According to Apple, over January and February of this year they surpassed Wal-Mart as the largest music retailer in the U.S.

Here’s why this is amazing:

  1. The itunes store is only 5 years old. FIVE YEARS.
  2. According to Apple, they account for 70% of all digital music sales.
  3. The ipod is the market leader with ~75% of all music player sales.
  4. Apple was a late entrant: they did not invent the first digital music player, nor the first digital music store.

The most important but rarely told story is that Apple is no longer a niche brand. When else in history has a BMW, a Rolex, a Four Seasons, successfully transitioned into a Honda, a Timex, or a Holiday Inn? It’s rare. When high-end brands go mass market, they rarely get it right. But Apple made the transition in a handful of years without anyone even noticing.

And more interesting to students of innovation is how the story line around Apple is still about innovation despite the gaps in the stereotype. It’s rarely mentioned how they were late to the digital music game, how many of the technological breakthroughs were done out of house, or how many mistakes competitors made that accelerated the rise of the i-pod and i-tunes so fast.

It’s thrilling to see a company thrive on maintaining their standards, and entertaining to see the late followers respond. But the true innovation at work here, if it can really be called an innovation, is quality. The distinction of the Apple brand is superior aesthetic, functional and design quality, and Apple has succeeded in making quality the distinctive factor in tech purchasing decisions. Not price. Not features. But quality. And the irony is how competitors refuse to compete on this turf, retreating back to price and features.

Perhaps the most important overlooked point lesson in all this success is how unexpected it was. I doubt any marketing projection for i-tunes or the i-pod had anything like the adoption curves seen above. I suspect they predicted they’d maintain their high-end brand with it’s resulting high-end marketshare, and were as surprised as the rest of the world with how quickly the i-pod became a phenomenon. For all their well deserved success, Apple still experiences the unexpected.

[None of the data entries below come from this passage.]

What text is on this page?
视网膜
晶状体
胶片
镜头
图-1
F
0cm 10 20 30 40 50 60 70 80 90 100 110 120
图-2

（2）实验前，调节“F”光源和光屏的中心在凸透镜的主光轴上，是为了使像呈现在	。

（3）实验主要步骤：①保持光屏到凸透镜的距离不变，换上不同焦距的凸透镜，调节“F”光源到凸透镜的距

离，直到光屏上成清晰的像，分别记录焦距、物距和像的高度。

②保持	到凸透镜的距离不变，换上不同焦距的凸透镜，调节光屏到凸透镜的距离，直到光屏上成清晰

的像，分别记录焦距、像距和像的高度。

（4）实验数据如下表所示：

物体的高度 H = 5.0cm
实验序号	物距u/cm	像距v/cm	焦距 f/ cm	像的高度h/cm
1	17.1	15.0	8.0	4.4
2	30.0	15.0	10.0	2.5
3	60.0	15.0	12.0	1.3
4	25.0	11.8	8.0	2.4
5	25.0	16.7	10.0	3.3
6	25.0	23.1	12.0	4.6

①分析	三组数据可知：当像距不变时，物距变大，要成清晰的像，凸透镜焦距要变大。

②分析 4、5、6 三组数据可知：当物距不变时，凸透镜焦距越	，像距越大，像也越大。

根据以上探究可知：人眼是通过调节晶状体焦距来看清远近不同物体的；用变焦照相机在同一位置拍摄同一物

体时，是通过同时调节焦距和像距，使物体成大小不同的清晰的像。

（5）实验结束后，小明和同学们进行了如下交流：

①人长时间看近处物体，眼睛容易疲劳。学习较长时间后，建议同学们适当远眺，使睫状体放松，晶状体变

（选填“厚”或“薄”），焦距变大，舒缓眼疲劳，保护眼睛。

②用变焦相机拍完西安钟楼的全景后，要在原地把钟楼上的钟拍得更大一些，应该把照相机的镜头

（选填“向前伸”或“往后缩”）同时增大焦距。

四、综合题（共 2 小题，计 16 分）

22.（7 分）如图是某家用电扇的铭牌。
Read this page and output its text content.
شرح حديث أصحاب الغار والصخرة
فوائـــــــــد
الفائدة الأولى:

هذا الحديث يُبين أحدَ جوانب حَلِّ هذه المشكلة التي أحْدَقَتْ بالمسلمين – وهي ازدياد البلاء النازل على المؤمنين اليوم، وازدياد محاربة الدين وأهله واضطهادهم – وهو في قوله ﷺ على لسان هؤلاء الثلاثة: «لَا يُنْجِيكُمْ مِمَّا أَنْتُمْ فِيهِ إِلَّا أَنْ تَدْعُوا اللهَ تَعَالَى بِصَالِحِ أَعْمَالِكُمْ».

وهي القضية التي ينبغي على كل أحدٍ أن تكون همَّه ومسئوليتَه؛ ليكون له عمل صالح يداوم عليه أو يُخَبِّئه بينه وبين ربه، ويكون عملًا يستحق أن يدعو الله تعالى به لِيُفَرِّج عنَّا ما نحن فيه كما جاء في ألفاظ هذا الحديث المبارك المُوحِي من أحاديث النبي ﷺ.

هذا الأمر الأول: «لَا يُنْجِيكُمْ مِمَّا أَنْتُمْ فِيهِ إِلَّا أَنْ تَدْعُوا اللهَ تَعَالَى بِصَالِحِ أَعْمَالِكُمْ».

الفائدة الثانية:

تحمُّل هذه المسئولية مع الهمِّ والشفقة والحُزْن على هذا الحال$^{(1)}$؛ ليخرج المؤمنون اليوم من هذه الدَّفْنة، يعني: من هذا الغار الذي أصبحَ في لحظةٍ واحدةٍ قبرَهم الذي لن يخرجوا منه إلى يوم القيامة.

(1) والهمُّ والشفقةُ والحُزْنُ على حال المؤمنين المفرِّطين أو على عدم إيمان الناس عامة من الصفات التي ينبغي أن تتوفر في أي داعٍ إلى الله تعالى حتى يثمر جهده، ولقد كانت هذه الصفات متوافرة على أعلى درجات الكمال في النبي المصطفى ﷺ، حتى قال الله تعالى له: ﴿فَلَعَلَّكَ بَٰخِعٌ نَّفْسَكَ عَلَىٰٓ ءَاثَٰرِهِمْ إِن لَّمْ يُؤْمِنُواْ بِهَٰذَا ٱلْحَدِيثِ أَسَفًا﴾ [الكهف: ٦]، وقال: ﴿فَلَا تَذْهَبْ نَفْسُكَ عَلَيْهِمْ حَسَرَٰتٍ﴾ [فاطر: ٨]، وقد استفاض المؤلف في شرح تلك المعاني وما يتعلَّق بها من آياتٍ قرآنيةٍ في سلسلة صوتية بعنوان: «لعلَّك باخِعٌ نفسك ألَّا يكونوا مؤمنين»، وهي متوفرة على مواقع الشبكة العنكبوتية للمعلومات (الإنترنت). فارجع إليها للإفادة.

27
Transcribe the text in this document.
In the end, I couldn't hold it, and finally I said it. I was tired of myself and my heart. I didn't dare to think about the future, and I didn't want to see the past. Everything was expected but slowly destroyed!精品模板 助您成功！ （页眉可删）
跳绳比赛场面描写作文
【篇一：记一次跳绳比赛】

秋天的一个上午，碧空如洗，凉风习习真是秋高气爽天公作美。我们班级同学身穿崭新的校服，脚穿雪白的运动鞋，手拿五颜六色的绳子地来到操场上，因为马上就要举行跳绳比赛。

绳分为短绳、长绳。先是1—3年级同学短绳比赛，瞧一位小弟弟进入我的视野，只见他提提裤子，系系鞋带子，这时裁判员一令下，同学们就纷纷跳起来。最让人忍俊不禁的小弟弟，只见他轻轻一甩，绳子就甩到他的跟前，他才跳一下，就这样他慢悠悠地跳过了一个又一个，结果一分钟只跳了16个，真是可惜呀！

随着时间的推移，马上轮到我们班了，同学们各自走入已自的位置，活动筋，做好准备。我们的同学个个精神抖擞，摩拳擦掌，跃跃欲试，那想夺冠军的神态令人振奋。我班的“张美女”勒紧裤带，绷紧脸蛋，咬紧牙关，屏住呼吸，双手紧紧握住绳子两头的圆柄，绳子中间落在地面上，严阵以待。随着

4 Responses to “Understanding Apple (Apple now the #1 Music retailer)”

  1. Kerry

    They are followers in mobile phones, too. But have they sorted the quality side there?

    Reply
  2. Krishna

    > had anything like the adoption curves seen above

    Scott, in my experience this is how ‘supposed’ adoption curves always look like. Much like the BS from analysts about how a hot trend is going to get hotter. We sit there, smile knowing everyone is lying, but the social norm is to act like this is how it is going to be, and life goes on.

    Try going to your upper management with a project that is going to be a moderate (or at best a high-end) success.

    I guess it always depends, but this has been my experience.

    Reply
  3. Scott

    Kerry: I don’t own an i-phone so I have no idea. Of the many friends i have with them they seem pretty happy and use it often, but honestly it’s rare to see anyone *talking* on them.

    Reply
  4. Scott

    Krishna: I think it’s true, hype plays a role in how projects get greenlighted. But if executives can’t recognize how biased towards hype their review process is, then they get what the deserve in always chasing other people’s breakthroughs (since they’re not patient enough to increase the odds of having their own).